In case you have only used these facilities (and not provided them), as there are you don’t need to worry about the tax implications however, if you’ve rented out an extra room in your own home via a company like Uber or Airbnb then you’re probably collecting a fee–a part of which goes towards the provider (on this example, Airbnb) plus a portion that you simply keep for providing the service. But whether it is your full-time gig or even a part-time job to create a little extra cash, you need to be aware of the tax consequences.

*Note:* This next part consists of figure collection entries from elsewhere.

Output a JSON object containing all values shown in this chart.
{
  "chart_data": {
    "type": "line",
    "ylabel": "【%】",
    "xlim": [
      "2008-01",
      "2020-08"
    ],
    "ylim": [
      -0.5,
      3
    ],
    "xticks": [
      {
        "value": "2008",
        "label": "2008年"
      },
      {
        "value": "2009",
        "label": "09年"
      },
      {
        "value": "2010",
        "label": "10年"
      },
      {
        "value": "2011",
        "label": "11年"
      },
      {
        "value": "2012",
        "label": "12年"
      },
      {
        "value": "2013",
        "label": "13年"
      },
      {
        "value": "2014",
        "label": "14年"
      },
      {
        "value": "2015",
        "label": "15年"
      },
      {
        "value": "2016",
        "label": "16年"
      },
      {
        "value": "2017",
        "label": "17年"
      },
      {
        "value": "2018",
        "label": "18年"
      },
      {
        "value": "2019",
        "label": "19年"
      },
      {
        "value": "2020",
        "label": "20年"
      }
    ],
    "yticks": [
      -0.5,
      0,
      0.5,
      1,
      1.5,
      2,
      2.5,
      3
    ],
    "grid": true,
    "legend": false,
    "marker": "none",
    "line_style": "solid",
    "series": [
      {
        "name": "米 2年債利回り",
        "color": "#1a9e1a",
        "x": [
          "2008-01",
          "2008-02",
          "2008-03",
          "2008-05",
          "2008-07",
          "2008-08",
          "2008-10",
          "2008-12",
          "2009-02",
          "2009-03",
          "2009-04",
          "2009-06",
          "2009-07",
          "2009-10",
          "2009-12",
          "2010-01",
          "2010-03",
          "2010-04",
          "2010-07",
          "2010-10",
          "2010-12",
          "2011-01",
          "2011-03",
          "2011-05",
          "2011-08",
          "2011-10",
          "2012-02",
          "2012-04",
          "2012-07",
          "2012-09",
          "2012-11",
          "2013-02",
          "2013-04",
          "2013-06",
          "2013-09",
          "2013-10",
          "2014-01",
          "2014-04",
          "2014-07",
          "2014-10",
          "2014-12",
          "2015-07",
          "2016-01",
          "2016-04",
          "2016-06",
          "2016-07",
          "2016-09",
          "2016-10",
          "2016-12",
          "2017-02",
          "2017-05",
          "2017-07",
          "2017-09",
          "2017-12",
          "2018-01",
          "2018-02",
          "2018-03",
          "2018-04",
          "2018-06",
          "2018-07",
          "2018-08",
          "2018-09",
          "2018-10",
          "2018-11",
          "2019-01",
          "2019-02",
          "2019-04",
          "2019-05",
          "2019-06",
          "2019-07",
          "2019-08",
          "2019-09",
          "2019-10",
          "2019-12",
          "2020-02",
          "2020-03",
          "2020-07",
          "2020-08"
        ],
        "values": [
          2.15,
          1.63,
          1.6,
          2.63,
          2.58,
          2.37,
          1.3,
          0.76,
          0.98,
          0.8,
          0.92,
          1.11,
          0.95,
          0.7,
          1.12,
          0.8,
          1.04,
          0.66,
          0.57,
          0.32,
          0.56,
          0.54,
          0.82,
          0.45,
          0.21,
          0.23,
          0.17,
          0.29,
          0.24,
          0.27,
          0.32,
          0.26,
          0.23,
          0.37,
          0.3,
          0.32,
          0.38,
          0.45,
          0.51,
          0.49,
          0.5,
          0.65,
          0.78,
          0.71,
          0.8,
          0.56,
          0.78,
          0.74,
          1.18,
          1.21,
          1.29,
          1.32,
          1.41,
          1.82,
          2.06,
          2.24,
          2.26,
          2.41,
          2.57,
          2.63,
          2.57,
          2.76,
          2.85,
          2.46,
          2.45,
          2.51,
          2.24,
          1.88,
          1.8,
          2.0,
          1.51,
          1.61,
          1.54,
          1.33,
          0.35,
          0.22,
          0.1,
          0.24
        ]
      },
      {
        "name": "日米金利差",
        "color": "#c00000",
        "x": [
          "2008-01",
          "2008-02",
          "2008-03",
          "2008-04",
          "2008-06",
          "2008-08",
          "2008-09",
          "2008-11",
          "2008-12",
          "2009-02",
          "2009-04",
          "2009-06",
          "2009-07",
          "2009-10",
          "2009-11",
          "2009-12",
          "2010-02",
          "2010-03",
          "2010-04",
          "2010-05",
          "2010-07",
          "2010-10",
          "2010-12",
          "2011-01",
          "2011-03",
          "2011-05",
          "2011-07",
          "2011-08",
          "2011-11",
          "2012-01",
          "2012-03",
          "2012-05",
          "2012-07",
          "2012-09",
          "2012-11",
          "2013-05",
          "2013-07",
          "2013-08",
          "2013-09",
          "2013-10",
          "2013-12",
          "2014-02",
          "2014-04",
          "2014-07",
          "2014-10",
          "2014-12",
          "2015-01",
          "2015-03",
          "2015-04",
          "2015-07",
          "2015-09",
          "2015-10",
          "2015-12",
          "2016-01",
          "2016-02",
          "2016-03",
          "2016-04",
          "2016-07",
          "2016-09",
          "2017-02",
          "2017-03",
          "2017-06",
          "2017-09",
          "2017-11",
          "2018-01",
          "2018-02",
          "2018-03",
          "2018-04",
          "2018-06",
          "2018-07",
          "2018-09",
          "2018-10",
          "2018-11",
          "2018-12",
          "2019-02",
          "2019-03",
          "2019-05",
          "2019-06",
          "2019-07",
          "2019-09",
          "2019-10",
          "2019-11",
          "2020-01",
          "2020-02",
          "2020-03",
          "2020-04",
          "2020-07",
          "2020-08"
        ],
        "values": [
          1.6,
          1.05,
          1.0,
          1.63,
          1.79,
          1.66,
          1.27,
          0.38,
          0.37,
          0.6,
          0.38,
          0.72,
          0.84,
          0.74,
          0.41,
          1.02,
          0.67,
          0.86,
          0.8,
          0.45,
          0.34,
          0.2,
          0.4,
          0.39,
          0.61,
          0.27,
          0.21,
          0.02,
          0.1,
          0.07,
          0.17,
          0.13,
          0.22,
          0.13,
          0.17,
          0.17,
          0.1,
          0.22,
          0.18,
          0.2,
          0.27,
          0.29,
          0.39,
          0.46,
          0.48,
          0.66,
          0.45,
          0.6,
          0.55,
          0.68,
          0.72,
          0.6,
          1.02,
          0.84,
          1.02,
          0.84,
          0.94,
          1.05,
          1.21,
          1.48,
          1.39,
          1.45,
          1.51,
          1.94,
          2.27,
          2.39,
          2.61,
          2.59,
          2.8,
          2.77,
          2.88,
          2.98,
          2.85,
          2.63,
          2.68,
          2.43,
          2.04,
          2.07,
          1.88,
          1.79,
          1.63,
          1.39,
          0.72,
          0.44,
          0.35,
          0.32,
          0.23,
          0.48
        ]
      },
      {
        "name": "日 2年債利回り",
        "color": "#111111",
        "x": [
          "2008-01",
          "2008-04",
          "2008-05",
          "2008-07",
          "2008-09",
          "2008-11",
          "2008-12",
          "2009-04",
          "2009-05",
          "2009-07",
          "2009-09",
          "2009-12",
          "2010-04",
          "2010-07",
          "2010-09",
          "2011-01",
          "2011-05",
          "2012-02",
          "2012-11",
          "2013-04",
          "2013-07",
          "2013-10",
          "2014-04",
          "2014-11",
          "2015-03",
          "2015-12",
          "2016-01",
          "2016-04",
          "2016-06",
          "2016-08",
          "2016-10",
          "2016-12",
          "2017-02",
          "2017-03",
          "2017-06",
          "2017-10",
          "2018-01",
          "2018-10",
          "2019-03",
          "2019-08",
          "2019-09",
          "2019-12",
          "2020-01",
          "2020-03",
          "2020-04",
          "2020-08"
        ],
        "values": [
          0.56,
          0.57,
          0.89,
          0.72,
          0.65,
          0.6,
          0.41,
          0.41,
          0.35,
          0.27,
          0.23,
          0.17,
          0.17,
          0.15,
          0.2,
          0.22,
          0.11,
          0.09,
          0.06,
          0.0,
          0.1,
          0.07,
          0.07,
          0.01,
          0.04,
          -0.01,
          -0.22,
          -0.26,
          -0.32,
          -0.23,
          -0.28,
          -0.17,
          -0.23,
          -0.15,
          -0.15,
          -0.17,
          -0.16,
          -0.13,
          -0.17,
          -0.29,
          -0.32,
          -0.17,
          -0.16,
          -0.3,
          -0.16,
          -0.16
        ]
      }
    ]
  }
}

Millennials would be the primary users of the sharing economy but Gen X and Boomers use it too; and a recent PWC study discovered that 24 percent of boomers, age 55 and older, will also be providers. While many folks are seeking to earn some more income, some dive involved with it full-time hoping they could earn an income, but still, others simply enjoy meeting new people or providing a site that assists people. What most people don’t understand are these claims extra cash could impact their taxable income–especially should they have a full-time job within a company.

In other words, that extra money might turn into a tax liability once you determine your tax bill. In order to avoid surprises at tax time, it’s more valuable than ever being proactive to understand the tax implications of your new sharing economy gig and speak with a good tax professional.

Tip: If you have a job within a company be sure that your withholding reflects any extra income based on your side gig (e.g. boarding pets at your house through Rover or driving to get a ride-share company like Uber on weekends). Use Payroll tax compliance -4, Employee’s Withholding Allowance Certificate, to create any adjustments and submit it for your employer who’ll utilize it to find the amount of federal income tax to become withheld from pay.
New Business Owner
As you may not necessarily think about yourself like a newly self-employed business proprietor, the IRS does. So, even when you work through a business like Airbnb or Rover, you might be considered a business owner and therefore are responsible for your own taxes (including paying estimated taxes if you want to). The choice is yours to help keep a record of income and expenses–and of course, to help keep good records that substantiate your earnings and expenses (more on this below).

Note:In the event you receive income from a sharing economy activity, it’s generally taxable although you may don’t get a Form 1099-MISC, Miscellaneous Income, Form 1099-K, Payment Card and Third Party Network Transactions, Form W-2, Wage and Tax Statement, or some other income statement.

And today, for the great news. Like a business proprietor, you might be entitled to certain deductions (subject to special rules and limits) that you cannot take as an employee. Deductions reduce the level of rental income that’s susceptible to tax. You could also be able to deduct expenses directly related to enhancements made just for your invited guests. For example, should you rent a space within your apartment through Airbnb, amounts spent on draperies, linens, or possibly a bed, could be deductible.